Threats of lawsuits from the mayor of Detroit. Complaints about calling the governor of Michigan a coward. Suddenly, I was ungrounded. But now there were expense report caveats: no beer, no direct flights, no snacks or bottled water.
Sitting in my rear office now, feeling that I was some kind of thief, I thought about how far the media business had fallen. I thought about Johnny Apple, the talented newspaperman I had known at the New York Times, who was not known for pinching the company’s pennies. A veritable Pavarotti of the expense report, Apple breakfasted on poached eggs and caviar during his time on the ’68 campaign trail, as he had connived for himself an unlimited travel budget. A famous story runs that Apple, while posted in Moscow, bought himself a fur coat and put it on the Times’s account. His editors balked, sending back the paperwork and instructing Apple to retabulate his expense report, which, to their consternation, he did, with a note attached: Find the mink.
I thought about the stories told to me by the longtime local TV anchors who, after the eleven o’clock newscast, would order a bottle of scotch and an exotic dancer or two to blow off the day’s stress. A limousine would arrive at the station to take them home.
What happened? Working in the news business today, to quote an old colleague, is like showing up to a cocktail party at one o’clock in the morning and finding all the booze gone. The bottom-line pressures brought by stockholders and the internet have stripped the business of what glamour and vigor it ever had. At least on our level. Even as national correspondents for Fox’s local TV group, we were little better than traveling brush salesmen. We were as often put up in crack-infested motels as in three-star hotels. Why the company did business with such places I can’t say. Hookers worked the corner. Ghouls roamed the causeways. Rooms were crawling with bedbugs. Once in San Francisco’s Mission District, figuring it was too much trouble and too expensive to ask corporate for a change of location, I sucked it up and simply wrapped my head in a towel. That may have saved my scalp, but not my scrotum.

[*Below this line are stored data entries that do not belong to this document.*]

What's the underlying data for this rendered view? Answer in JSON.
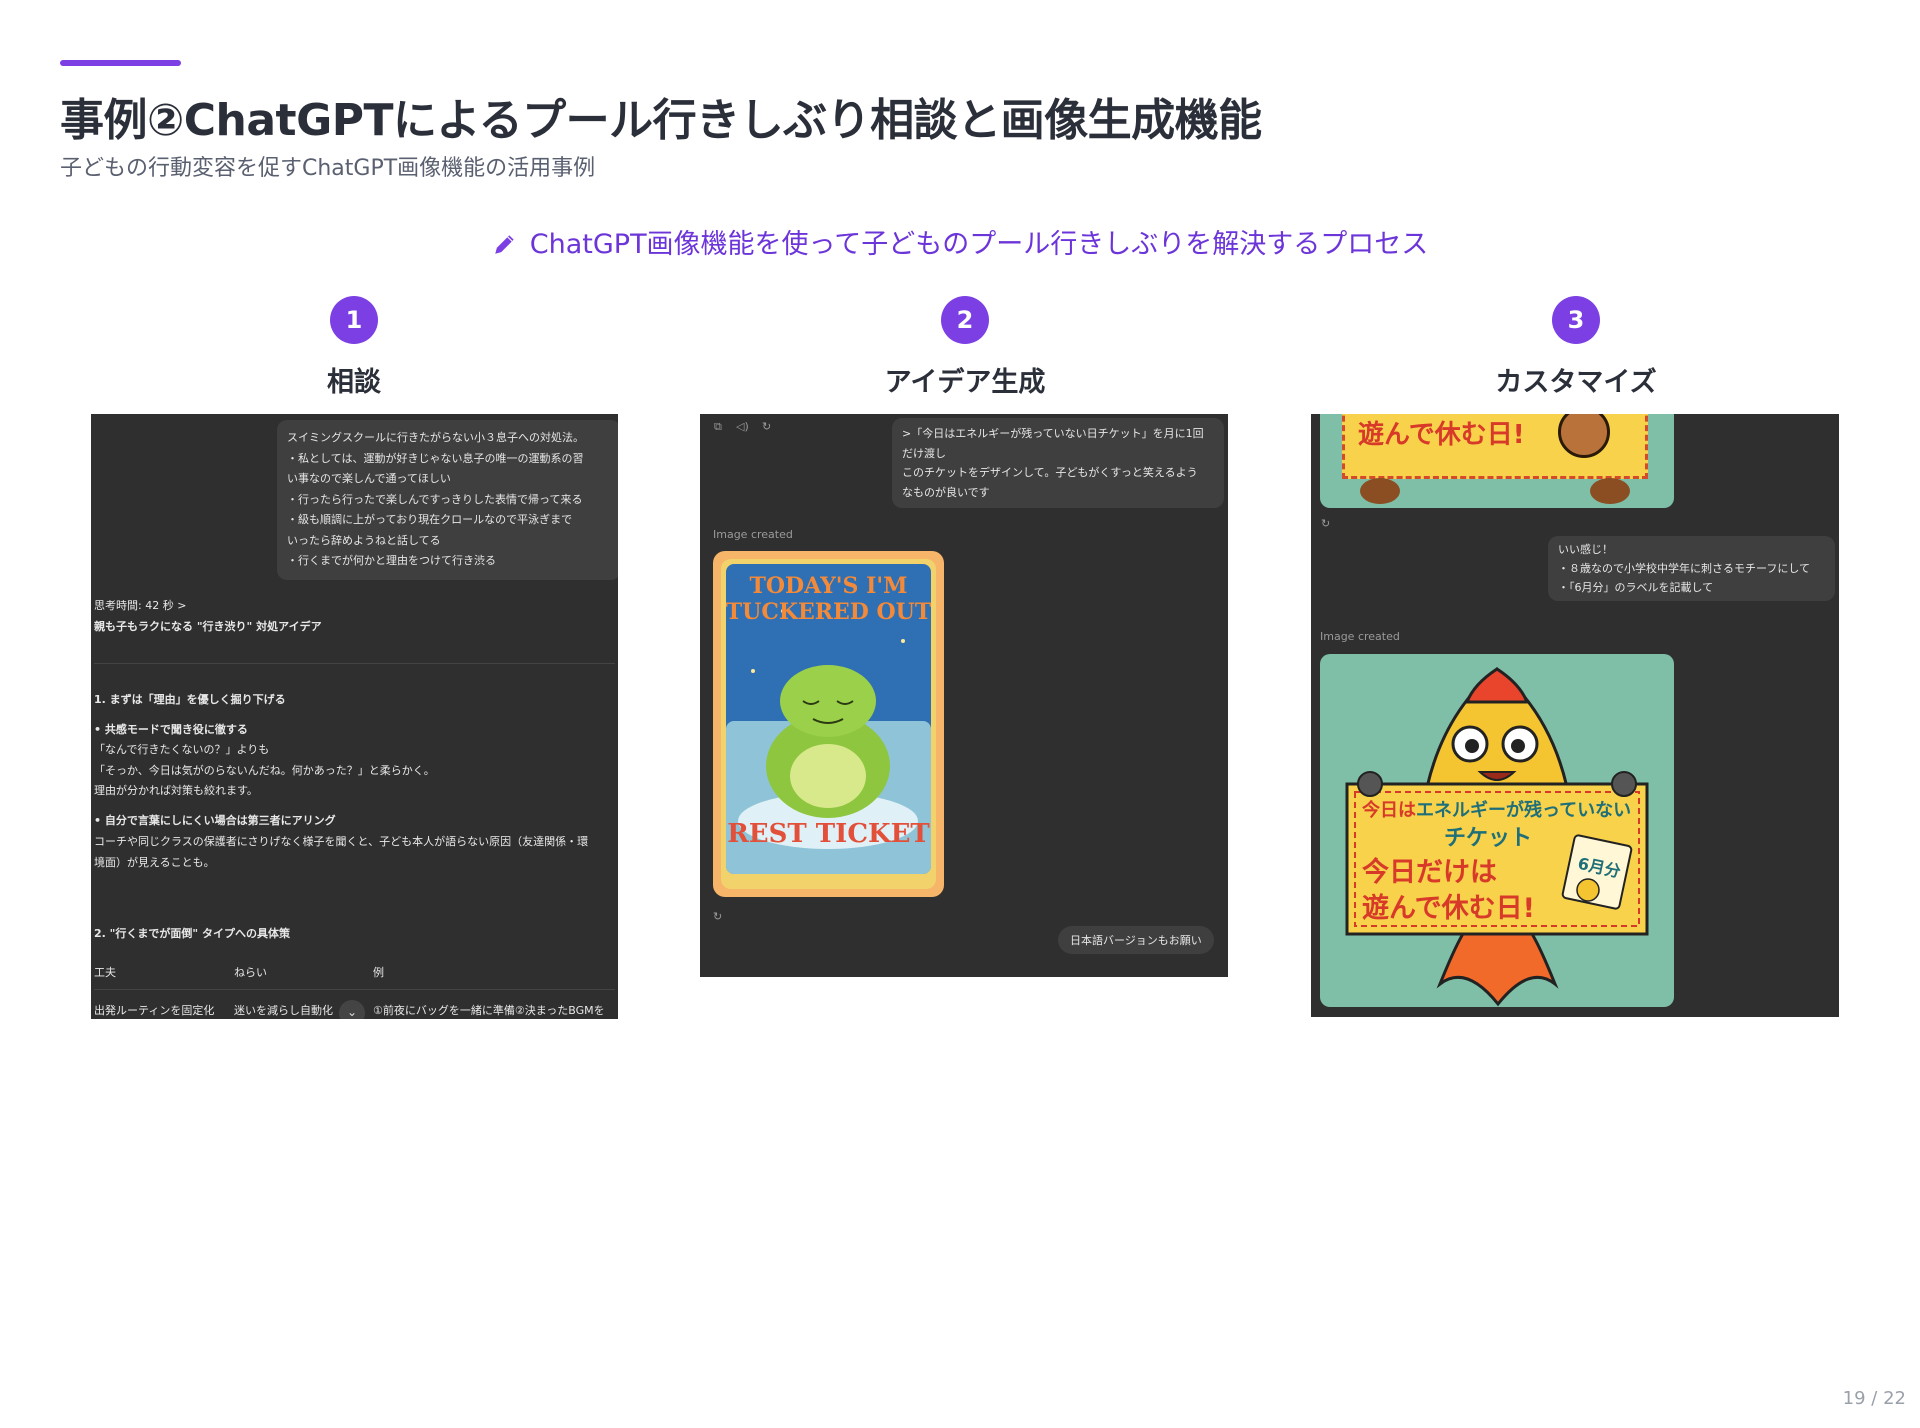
{
  "header": {
    "title": "事例②ChatGPTによるプール行きしぶり相談と画像生成機能",
    "subtitle": "子どもの行動変容を促すChatGPT画像機能の活用事例"
  },
  "process": {
    "icon": "pencil-icon",
    "text": "ChatGPT画像機能を使って子どものプール行きしぶりを解決するプロセス"
  },
  "steps": [
    {
      "num": "1",
      "label": "相談"
    },
    {
      "num": "2",
      "label": "アイデア生成"
    },
    {
      "num": "3",
      "label": "カスタマイズ"
    }
  ],
  "panel1": {
    "bubble": [
      "スイミングスクールに行きたがらない小３息子への対処法。",
      "・私としては、運動が好きじゃない息子の唯一の運動系の習",
      "い事なので楽しんで通ってほしい",
      "・行ったら行ったで楽しんですっきりした表情で帰って来る",
      "・級も順調に上がっており現在クロールなので平泳ぎまで",
      "いったら辞めようねと話してる",
      "・行くまでが何かと理由をつけて行き渋る"
    ],
    "thinking": "思考時間: 42 秒 >",
    "heading": "親も子もラクになる \"行き渋り\" 対処アイデア",
    "s1_title": "1. まずは「理由」を優しく掘り下げる",
    "s1_b1": "• 共感モードで聞き役に徹する",
    "s1_l1": "「なんで行きたくないの？」よりも",
    "s1_l2": "「そっか、今日は気がのらないんだね。何かあった？」と柔らかく。",
    "s1_l3": "理由が分かれば対策も絞れます。",
    "s1_b2": "• 自分で言葉にしにくい場合は第三者にアリング",
    "s1_l4": "コーチや同じクラスの保護者にさりげなく様子を聞くと、子ども本人が語らない原因（友達関係・環",
    "s1_l5": "境面）が見えることも。",
    "s2_title": "2. \"行くまでが面倒\" タイプへの具体策",
    "table_headers": [
      "工夫",
      "ねらい",
      "例"
    ],
    "table_row": [
      "出発ルーティンを固定化",
      "迷いを減らし自動化",
      "①前夜にバッグを一緒に準備②決まったBGMを"
    ]
  },
  "panel2": {
    "bubble": [
      ">「今日はエネルギーが残っていない日チケット」を月に1回",
      "だけ渡し",
      "このチケットをデザインして。子どもがくすっと笑えるよう",
      "なものが良いです"
    ],
    "image_label": "Image created",
    "ticket_top1": "TODAY'S I'M",
    "ticket_top2": "TUCKERED OUT",
    "ticket_bottom": "REST TICKET",
    "followup": "日本語バージョンもお願い"
  },
  "panel3": {
    "top_text": "遊んで休む日!",
    "bubble": [
      "いい感じ！",
      "・８歳なので小学校中学年に刺さるモチーフにして",
      "・「6月分」のラベルを記載して"
    ],
    "image_label": "Image created",
    "sign_line1a": "今日は",
    "sign_line1b": "エネルギーが残っていない",
    "sign_line2": "チケット",
    "sign_line3": "今日だけは",
    "sign_line4": "遊んで休む日!",
    "calendar": "6月分"
  },
  "footer": {
    "page": "19 / 22"
  },
  "colors": {
    "accent": "#7b3fe4",
    "panel_bg": "#2f2f2f"
  }
}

I never did journalism for the perks. I do it for the adventure and curiosity and the freedom from the nine-to-five prison cell. I’m no Johnny Apple, and the old newspaperman’s face would probably have puckered with disdain when he saw the most lavish expense report I’d ever submitted: nine pints of beer and a plate of calamari. It took three months for the green eyeshades to decide that I was going to pay for it. Forget that I told them three months ago that I would pay for it.
So, ungrounded now, off we flew on a two-stop flight to Oregon to cover the armed takeover of a bird sanctuary. The Bundy family was at it again with their guns. Risking a whiteout blizzard to make our connecting flight, we nearly skidded off the side of a mountain, blowing out a tire on the rental car.
I would later be told about more caveats: The company didn’t pay for blown tires or funerals, either.